Die relative Datierung der Schriften innerhalb des Gesamtwerks wird in der Forschung seit dem späten 18. Jahrhundert intensiv diskutiert, da die Ermittlung der chronologischen Reihenfolge ihrer Entstehung Voraussetzung für alle Hypothesen über die Entwicklung von Platons Denken ist. Eindeutige interne Kriterien sind Querverweise in den Dialogen, die aber nur vereinzelt vorkommen. Externe (historische) Kriterien sind Hinweise auf datierbare Ereignisse, die sich aber teilweise nicht eindeutig zuordnen lassen. Die Argumentation basiert daher hauptsächlich auf philologischen Beobachtungen und auf Überlegungen zu einer stimmigen philosophischen Entwicklung. Dabei geht es unter anderem um Hypothesen, wonach ein Dialog auf einem anderen aufbaut und die Kenntnis der dort entwickelten Gedankengänge voraussetzt. Die wichtigsten Kriterien sind aber nicht inhaltlicher, sondern sprachlicher Art. Hierbei relevante sprachliche Merkmale ergeben sich zum einen aus einer allgemeinen Stilanalyse, die allerdings wegen ihres subjektiven Charakters und wegen Platons großer Variationsbreite in der Stilkunst kaum zwingende Folgerungen gestattet; zum anderen geht es um die Detailergebnisse der Anwendung sprachstatistischer Methoden, die bereits 1867 begann.[54] Grundlage der Sprachstatistik ist die Beobachtung, dass das Vorkommen und die Häufigkeit der Verwendung einzelner Wörter oder auch Partikelkombinationen für einzelne Schaffensphasen eines Autors charakteristisch sein können.
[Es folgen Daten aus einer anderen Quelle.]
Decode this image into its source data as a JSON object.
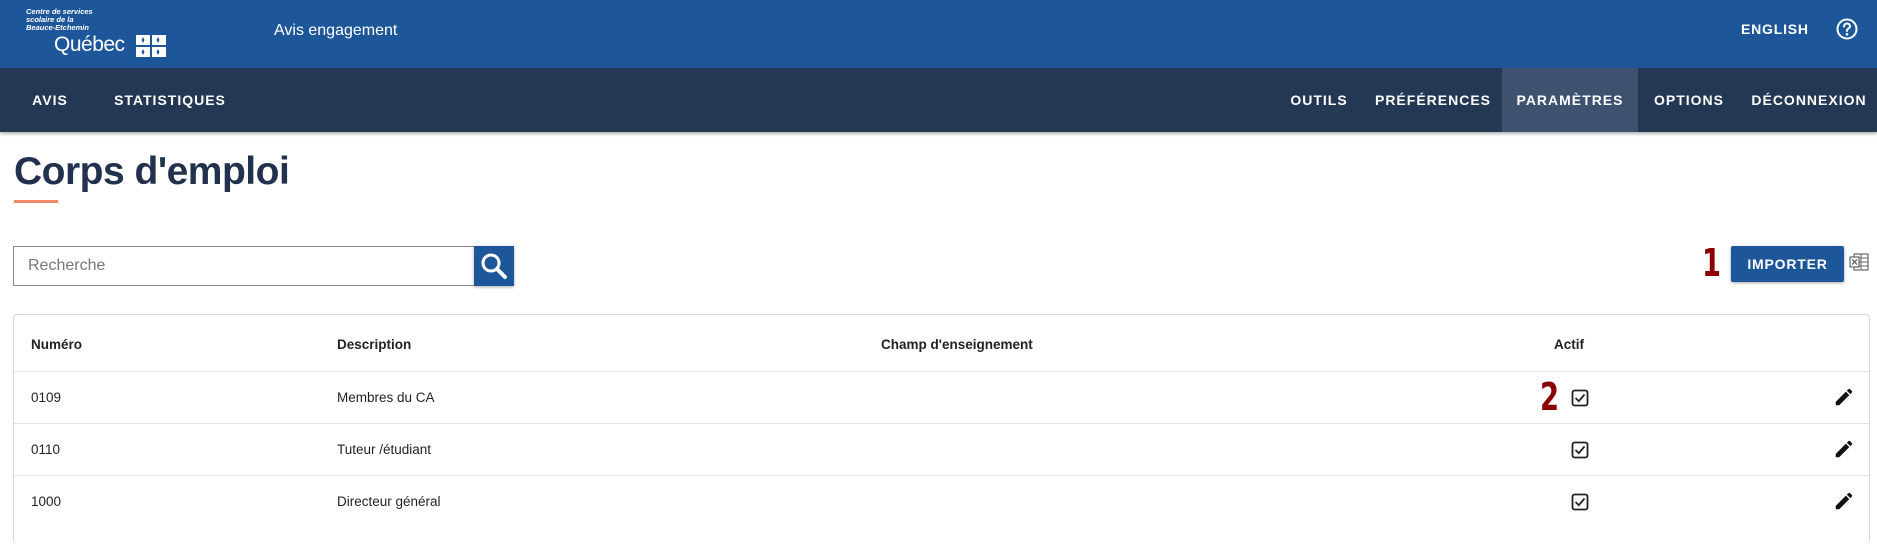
{
  "header": {
    "logo_small_text": "Centre de services\nscolaire de la\nBeauce-Etchemin",
    "logo_quebec_text": "Québec",
    "app_title": "Avis engagement",
    "language_link": "ENGLISH",
    "help_icon": "question-circle-icon"
  },
  "nav": {
    "left": [
      {
        "label": "AVIS"
      },
      {
        "label": "STATISTIQUES"
      }
    ],
    "right": [
      {
        "label": "OUTILS"
      },
      {
        "label": "PRÉFÉRENCES"
      },
      {
        "label": "PARAMÈTRES",
        "active": true
      },
      {
        "label": "OPTIONS"
      },
      {
        "label": "DÉCONNEXION"
      }
    ]
  },
  "page": {
    "title": "Corps d'emploi"
  },
  "search": {
    "placeholder": "Recherche",
    "value": "",
    "icon": "search-icon"
  },
  "annotations": {
    "import_marker": "1",
    "row_marker": "2"
  },
  "import": {
    "label": "IMPORTER",
    "icon": "excel-file-icon"
  },
  "table": {
    "columns": [
      "Numéro",
      "Description",
      "Champ d'enseignement",
      "Actif"
    ],
    "rows": [
      {
        "numero": "0109",
        "description": "Membres du CA",
        "champ": "",
        "actif": true
      },
      {
        "numero": "0110",
        "description": "Tuteur /étudiant",
        "champ": "",
        "actif": true
      },
      {
        "numero": "1000",
        "description": "Directeur général",
        "champ": "",
        "actif": true
      }
    ]
  },
  "colors": {
    "header_bg": "#1e5799",
    "nav_bg": "#243753",
    "nav_active_bg": "#3e5270",
    "primary_button": "#1e5799",
    "title_color": "#22314d",
    "title_underline": "#ee8866",
    "annotation_color": "#8b0000"
  }
}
Anhaltspunkte solcher Art ergeben sich außerdem aus der Satzrhythmik und aus Hiaten.
Die Kombination dieser Ansätze hat eine grobe Dreiteilung in frühe, mittlere und späte Werke ermöglicht, die sich – mit einigen Schwankungen – als herrschende Lehrmeinung etabliert hat. Allerdings wird diesem Schema hinsichtlich einzelner Werke immer wieder widersprochen und die Solidität seiner Basis bestritten. Eine Reihe von Grenzfällen ist weiterhin ungeklärt. Hinzu kommt, dass für diejenigen Platonforscher, die den Aspekt der wiederholten Überarbeitung mancher Dialoge betonen, die Ergebnisse der sprachstatistischen Untersuchungen kaum Gewicht haben. Außerdem bleibt die Reihenfolge innerhalb der drei Gruppen zu einem erheblichen Teil unsicher oder gänzlich unklar.
Nach der heute vorherrschenden Auffassung[55] ist aufgrund der stilistischen Analyse folgende Gruppierung relativ plausibel (mit alphabetischer Reihenfolge innerhalb der Gruppen):
Frühwerke | Apologie, Charmides, Euthydemos, Euthyphron, Gorgias, Hippias minor (falls echt), Ion, Kratylos, Kriton, Laches, Lysis, Menexenos, Menon, Phaidon, Protagoras, Symposion |
Werke der mittleren Zeit | Parmenides, Phaidros, Politeia, Theaitetos |
Späte Werke | Kritias, Nomoi, Philebos, Politikos, Sophistes, Timaios |
Bei der Betrachtung nach inhaltlichen Gesichtspunkten ergibt sich ein ähnliches Bild, doch scheinen dann Kratylos, Phaidon und Symposion eher der Mittelgruppe als den Frühwerken anzugehören, während Parmenides und Theaitetos, die stilistisch noch zur Mittelgruppe gerechnet werden, inhaltlich gesehen bereits zum Spätwerk gehören. Darin liegt kein Widerspruch zu den Ergebnissen der Stilanalyse, da die Phasen einer philosophischen Entwicklung nicht genau denen der stilistischen entsprechen müssen. Terminologisch kann aber aus den unterschiedlichen Kriterien der Periodisierung Verwirrung resultieren.
Das Dialogprinzip
Alle Werke Platons mit Ausnahme der Briefe und der Apologie sind nicht – wie damals das meiste philosophische Schrifttum – als Lehrgedichte oder Traktate, sondern in Dialogform geschrieben; auch die Apologie enthält vereinzelt dialogische Passagen. Dabei lässt Platon eine Hauptfigur, meist Sokrates, mit unterschiedlichen Gesprächspartnern philosophische Debatten führen, die von Einschüben wie indirekten Berichten, Exkursen oder mythologischen Partien abgelöst und ergänzt sowie mit ihnen verwoben werden; lange monologische Reden kommen darin ebenfalls vor. Auch andere Sokrates-Schüler wie Xenophon, Aischines, Antisthenes, Euklid von Megara und Phaidon von Elis verfassten Werke in der Form des sokratischen Dialogs (Σωκρατικοὶ λόγοι Sokratikoì lógoi),[56] doch Platon erlangte auf diesem Gebiet eine so überragende Bedeutung, dass die Antike ihn (wenn auch nicht einhellig) als Erfinder dieser damals noch jungen literarischen Gattung betrachtete. Er verhalf dem sokratischen Dialog zum Durchbruch und zugleich zur Vollendung.[57]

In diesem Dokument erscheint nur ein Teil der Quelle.